Three-cornered leek (aka onion weed)
These are problem weeds in dairy areas as they can taint the milk giving it an oniony flavour if the cows eat it. They were endemic in my garden when we arrived. I allow a small patch to grow in my orchard but they are persistent in other areas as well. As I have to weed them, I eat as many as I can find use for, otherwise I dig them out before they flower and then I drown the bulbs. I use them as substitutes for spring onions. They are fairly mild so you need to bump up the quantities to get the same effect especially if you are cooking it.
In my garden, I allow it to grow rampant as a ground cover over winter. It is a lovely bright green colour and makes the garden look really lush and fertile. As each plant scrambles over a fairly large area, it works well as a green mulch, preventing other weeds from taking hold. When I need the land that it covers, it is easy to pull up leaving the ground under it moist and ready to prepare for the next season’s plantings.
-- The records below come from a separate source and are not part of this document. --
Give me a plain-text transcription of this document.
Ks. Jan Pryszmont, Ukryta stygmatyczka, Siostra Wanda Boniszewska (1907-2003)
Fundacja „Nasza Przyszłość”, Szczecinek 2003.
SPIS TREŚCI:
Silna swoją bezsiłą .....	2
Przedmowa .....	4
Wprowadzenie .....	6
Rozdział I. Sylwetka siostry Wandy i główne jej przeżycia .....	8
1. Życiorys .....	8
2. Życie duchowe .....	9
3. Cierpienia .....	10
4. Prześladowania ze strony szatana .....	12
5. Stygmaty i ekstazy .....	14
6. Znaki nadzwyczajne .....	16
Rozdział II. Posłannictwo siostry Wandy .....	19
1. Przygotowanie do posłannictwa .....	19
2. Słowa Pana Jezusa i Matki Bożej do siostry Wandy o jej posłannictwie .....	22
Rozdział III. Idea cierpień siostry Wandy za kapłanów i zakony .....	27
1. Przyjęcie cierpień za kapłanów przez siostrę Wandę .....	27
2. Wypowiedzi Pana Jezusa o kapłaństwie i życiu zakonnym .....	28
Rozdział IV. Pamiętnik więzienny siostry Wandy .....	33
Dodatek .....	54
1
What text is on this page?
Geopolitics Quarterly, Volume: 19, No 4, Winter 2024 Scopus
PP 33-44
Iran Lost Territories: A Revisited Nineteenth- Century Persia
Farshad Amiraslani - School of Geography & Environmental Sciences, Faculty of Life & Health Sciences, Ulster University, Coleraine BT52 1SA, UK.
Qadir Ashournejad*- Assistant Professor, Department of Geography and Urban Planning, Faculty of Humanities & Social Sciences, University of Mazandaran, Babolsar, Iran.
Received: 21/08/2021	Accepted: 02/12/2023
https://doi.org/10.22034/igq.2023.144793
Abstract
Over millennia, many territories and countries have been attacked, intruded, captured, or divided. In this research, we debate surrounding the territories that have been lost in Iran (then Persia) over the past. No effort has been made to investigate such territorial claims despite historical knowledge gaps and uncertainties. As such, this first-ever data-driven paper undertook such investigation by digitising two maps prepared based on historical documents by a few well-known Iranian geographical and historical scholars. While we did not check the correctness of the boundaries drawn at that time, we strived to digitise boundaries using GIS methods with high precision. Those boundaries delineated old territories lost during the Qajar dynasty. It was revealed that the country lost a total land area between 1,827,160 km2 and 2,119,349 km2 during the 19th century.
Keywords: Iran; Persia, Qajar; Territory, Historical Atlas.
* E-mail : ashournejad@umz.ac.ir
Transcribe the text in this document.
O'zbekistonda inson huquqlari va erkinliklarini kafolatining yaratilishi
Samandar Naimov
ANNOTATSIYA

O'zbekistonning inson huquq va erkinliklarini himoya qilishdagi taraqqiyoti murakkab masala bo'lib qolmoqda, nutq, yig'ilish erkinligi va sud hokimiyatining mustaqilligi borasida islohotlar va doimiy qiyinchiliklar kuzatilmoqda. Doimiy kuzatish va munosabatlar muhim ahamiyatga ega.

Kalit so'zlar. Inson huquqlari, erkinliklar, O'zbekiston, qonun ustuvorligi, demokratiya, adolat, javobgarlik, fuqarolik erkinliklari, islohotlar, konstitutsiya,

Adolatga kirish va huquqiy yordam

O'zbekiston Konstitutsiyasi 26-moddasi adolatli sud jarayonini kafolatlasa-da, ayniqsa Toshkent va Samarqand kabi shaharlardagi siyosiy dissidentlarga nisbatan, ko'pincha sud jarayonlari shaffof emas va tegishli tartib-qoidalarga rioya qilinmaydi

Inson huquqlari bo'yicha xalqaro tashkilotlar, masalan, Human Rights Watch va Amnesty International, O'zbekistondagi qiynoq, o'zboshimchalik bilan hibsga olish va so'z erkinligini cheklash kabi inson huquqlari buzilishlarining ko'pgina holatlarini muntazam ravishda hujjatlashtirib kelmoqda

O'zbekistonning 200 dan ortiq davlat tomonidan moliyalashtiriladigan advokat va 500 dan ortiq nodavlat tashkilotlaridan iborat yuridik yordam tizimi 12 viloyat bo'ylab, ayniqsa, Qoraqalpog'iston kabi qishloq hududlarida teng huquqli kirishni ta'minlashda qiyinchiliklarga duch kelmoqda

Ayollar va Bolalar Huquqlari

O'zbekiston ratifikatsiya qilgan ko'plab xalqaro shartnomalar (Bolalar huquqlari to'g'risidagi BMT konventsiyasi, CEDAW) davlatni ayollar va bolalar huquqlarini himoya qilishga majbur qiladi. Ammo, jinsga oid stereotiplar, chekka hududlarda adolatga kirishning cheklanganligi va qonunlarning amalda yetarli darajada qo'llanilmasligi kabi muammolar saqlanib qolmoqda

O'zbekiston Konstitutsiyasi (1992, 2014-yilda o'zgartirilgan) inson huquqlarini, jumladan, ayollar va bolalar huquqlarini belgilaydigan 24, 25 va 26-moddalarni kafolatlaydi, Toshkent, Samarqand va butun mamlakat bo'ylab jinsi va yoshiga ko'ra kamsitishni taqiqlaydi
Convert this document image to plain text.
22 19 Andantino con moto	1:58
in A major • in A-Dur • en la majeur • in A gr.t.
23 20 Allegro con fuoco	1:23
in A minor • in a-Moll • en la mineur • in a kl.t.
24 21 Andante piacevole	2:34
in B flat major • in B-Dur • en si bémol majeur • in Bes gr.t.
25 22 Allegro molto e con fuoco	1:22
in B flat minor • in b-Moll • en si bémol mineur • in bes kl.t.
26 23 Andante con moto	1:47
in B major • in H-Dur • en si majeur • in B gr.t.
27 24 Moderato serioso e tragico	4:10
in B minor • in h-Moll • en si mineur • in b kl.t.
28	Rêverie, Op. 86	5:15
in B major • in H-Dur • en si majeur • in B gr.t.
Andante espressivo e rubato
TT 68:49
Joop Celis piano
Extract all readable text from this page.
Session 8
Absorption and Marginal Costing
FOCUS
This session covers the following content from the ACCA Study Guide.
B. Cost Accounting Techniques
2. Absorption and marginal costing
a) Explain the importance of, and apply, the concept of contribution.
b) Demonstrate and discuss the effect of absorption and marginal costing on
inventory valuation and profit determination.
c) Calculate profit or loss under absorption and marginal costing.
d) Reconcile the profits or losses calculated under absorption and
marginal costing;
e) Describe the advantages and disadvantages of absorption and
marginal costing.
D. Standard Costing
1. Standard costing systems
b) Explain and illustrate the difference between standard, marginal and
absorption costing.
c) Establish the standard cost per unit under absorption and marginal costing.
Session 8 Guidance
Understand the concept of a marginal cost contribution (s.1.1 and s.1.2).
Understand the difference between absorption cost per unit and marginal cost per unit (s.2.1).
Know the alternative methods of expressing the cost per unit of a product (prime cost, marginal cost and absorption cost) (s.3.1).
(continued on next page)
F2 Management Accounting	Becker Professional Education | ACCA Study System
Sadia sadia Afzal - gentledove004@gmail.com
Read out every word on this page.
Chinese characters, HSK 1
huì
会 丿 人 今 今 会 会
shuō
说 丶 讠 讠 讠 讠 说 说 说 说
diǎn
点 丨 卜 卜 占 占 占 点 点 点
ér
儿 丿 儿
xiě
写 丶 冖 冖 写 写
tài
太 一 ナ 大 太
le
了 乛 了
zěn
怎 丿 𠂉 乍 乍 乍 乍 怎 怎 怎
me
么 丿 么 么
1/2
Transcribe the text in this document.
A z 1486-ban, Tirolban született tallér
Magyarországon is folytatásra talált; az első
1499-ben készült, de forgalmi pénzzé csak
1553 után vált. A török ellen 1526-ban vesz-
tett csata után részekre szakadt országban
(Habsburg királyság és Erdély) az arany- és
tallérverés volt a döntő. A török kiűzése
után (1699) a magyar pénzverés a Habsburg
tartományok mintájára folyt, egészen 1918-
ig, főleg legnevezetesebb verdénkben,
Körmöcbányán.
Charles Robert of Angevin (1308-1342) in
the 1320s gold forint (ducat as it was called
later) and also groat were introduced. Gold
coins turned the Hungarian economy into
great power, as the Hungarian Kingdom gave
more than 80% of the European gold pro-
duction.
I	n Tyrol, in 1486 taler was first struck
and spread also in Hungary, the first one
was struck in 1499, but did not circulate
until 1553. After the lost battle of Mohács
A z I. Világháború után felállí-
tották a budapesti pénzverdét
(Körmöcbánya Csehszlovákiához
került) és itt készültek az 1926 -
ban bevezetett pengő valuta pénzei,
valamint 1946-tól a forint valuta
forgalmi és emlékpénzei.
As I have very little success growing spinach, I find it is a great spinach substitute. It drops seeds as it grows so there will be more for harvesting next year. I collect great armfuls of it and, in nice weather, sit on the back step and strip the leaves off into a bucket before bringing it inside for processing. As it has a high amount of oxalic acid, it is necessary to blanch it before using it in any recipes.
Here is a recipe that combines all of the above into a tasty dish of greens.
Pam’s wild version of Staffordshire frying greens
a big armful of warrigal greens, leaves picked and washed, chickweed, mallow leaves and other dark leafy greens yielding about 500–600 grams of leaves
2 big bunches of three-cornered leeks
1 big bunch of parsley
2 or 3 tablespoons of olive oil and a little butter if you like
salt and pepper to taste
Blanch the warrigal greens and drain well.
Roughly chop all the greens.
Thoroughly wash and chop the three-cornered leeks.
Wash and fairly finely chop the parsley.
Heat the olive oil in a large pan over moderate heat.
Add all the vegetables and salt and pepper to taste.
Stir through the oil until wilted – about a minute or two.
Cover and cook over gentle heat for about 15 minutes, stirring from time to time.
Remove lid, increase heat to reduce liquid in the pan. Stir frequently to ensure that it doesn’t burn.
Eat as a green or use it as a filling for breads and pastries or as an ingredient on pizzas.